• U.S.

Music: Honor to His Country

3 minute read
TIME

A lean, wild-eyed New Yorker rose at dawn one day last week, took a quick walk in Central Park, gulped a chocolate ice cream soda, played three sets of tennis with his wife and hurried to Carnegie Hall. There his real work for the day began. That evening with a hop, skip & jump he was on the podium to conduct the Philharmonic-Symphony, billed as the first native New Yorker to be thus honored.

Backstage after the performance August Janssen, famed old restaurateur (“Janssen Wants To See You”) ruefully regarded his hat, said, with tears in his eyes, that his head had outgrown it. The Philharmonic’s new conductor was Janssen’s 34-year-old son Werner—a wayward son, the old man used to think, who could come to no good end by tinkering with music and shunning his father’s respectable Hojbrau (TIME, May 14). Next morning at breakfast Werner Janssen was teary-eyed, too, as he read to his wife what Critic Lawrence Gilman said of him in the Herald Tribune: “He is, in short, a musician of rare gifts, an indispensable conductor, and an honor to his country and his time.”

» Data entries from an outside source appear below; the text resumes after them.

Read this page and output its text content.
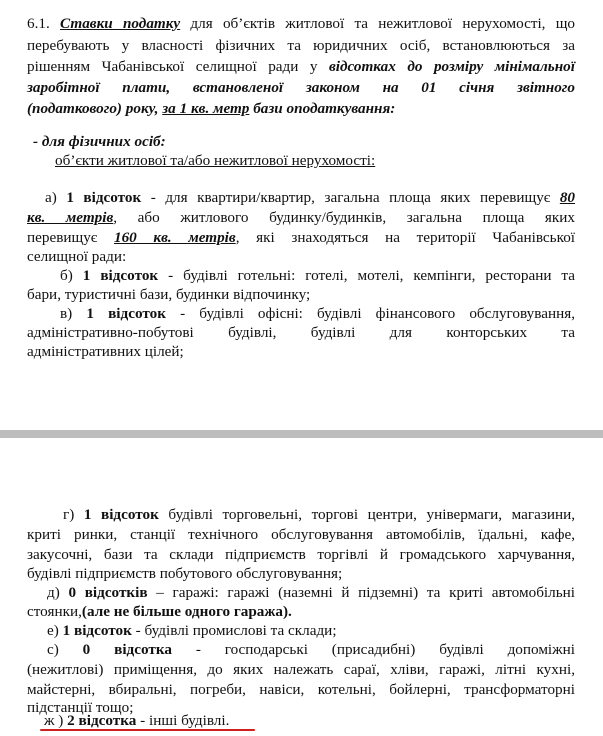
6.1. Ставки податку для об’єктів житлової та нежитлової нерухомості, що
перебувають у власності фізичних та юридичних осіб, встановлюються за
рішенням Чабанівської селищної ради у відсотках до розміру мінімальної
заробітної плати, встановленої законом на 01 січня звітного
(податкового) року, за 1 кв. метр бази оподаткування:
- для фізичних осіб:
об’єкти житлової та/або нежитлової нерухомості:
а) 1 відсоток - для квартири/квартир, загальна площа яких перевищує 80
кв. метрів, або житлового будинку/будинків, загальна площа яких
перевищує 160 кв. метрів, які знаходяться на території Чабанівської
селищної ради:
б) 1 відсоток - будівлі готельні: готелі, мотелі, кемпінги, ресторани та
бари, туристичні бази, будинки відпочинку;
в) 1 відсоток - будівлі офісні: будівлі фінансового обслуговування,
адміністративно-побутові будівлі, будівлі для конторських та
адміністративних цілей;
г) 1 відсоток будівлі торговельні, торгові центри, універмаги, магазини,
криті ринки, станції технічного обслуговування автомобілів, їдальні, кафе,
закусочні, бази та склади підприємств торгівлі й громадського харчування,
будівлі підприємств побутового обслуговування;
д) 0 відсотків – гаражі: гаражі (наземні й підземні) та криті автомобільні
стоянки,(але не більше одного гаража).
е) 1 відсоток - будівлі промислові та склади;
с) 0 відсотка - господарські (присадибні) будівлі допоміжні
(нежитлові) приміщення, до яких належать сараї, хліви, гаражі, літні кухні,
майстерні, вбиральні, погреби, навіси, котельні, бойлерні, трансформаторні
підстанції тощо;
ж ) 2 відсотка - інші будівлі.
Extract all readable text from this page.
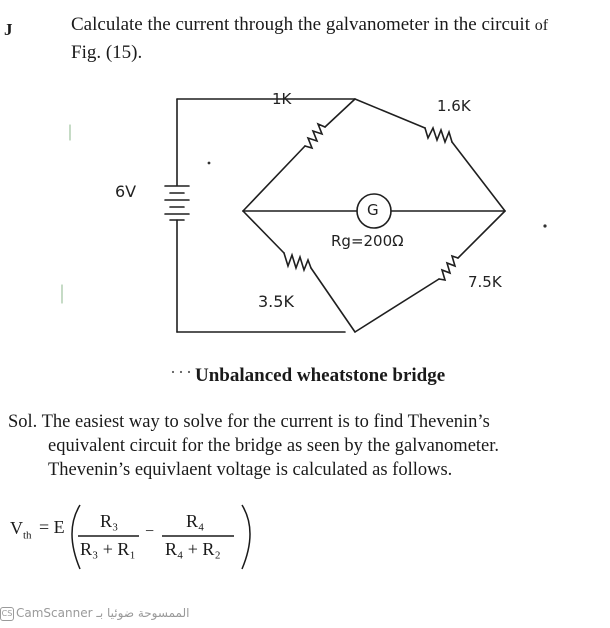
J	Calculate the current through the galvanometer in the circuit of
Fig. (15).
1K	1.6K
6V
G
Rg=200Ω
3.5K
7.5K
··· Unbalanced wheatstone bridge
Sol. The easiest way to solve for the current is to find Thevenin’s
equivalent circuit for the bridge as seen by the galvanometer.
Thevenin’s equivlaent voltage is calculated as follows.
$V_{th} = E$ R₃
R₃ + R₁
−
R₄
R₄ + R₂
CS CamScanner الممسوحة ضوئيا بـ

Other critics avoided superlatives and laymen did not know what to think. Werner Janssen had chosen an unfamiliar program: a Haydn symphony which had never before been played in Manhattan, John Alden Carpenter’s Sea-Drift, Leo Sowerby’s Comes Autumn Time and d’Indy’s Second Symphony. But Werner Janssen knew every note even if his audience did not. At rehearsals he conducted without a score. At the performance the audience liked him because his beat was clean and unmannered, because he built up his climaxes without fuming &fussing, because he seemed genuinely surprised each time he was called back to acknowledge the applause. That applause seemed to be more for Janssen, the New Yorker, than for any particular features of his debut performance.

Werner Janssen’s father refused to support him so long as he trafficked in music. He put himself through Dartmouth by washing dishes, waiting on table, conducting a restaurant orchestra, playing the organ in church, the piano in a local cinema. After graduation his first job was in a waterfront dance hall in Boston. The pay was 75¢ a night plus tips. Janssen soon lost that job because he could never bang the piano loud enough to suit the proprietor.

Through the many hack jobs which followed, Werner Janssen was memorizing symphonic scores, trying his hand at serious composition. His New Year’s Eve in New York won the Prix de Rome fellowship in 1930. The Philharmonic engagement was the result of a Sibelius concert he gave in Helsingfors last winter, during which the great Finnish composer remarked: “For the first time I am hearing my work exactly as I conceived it.”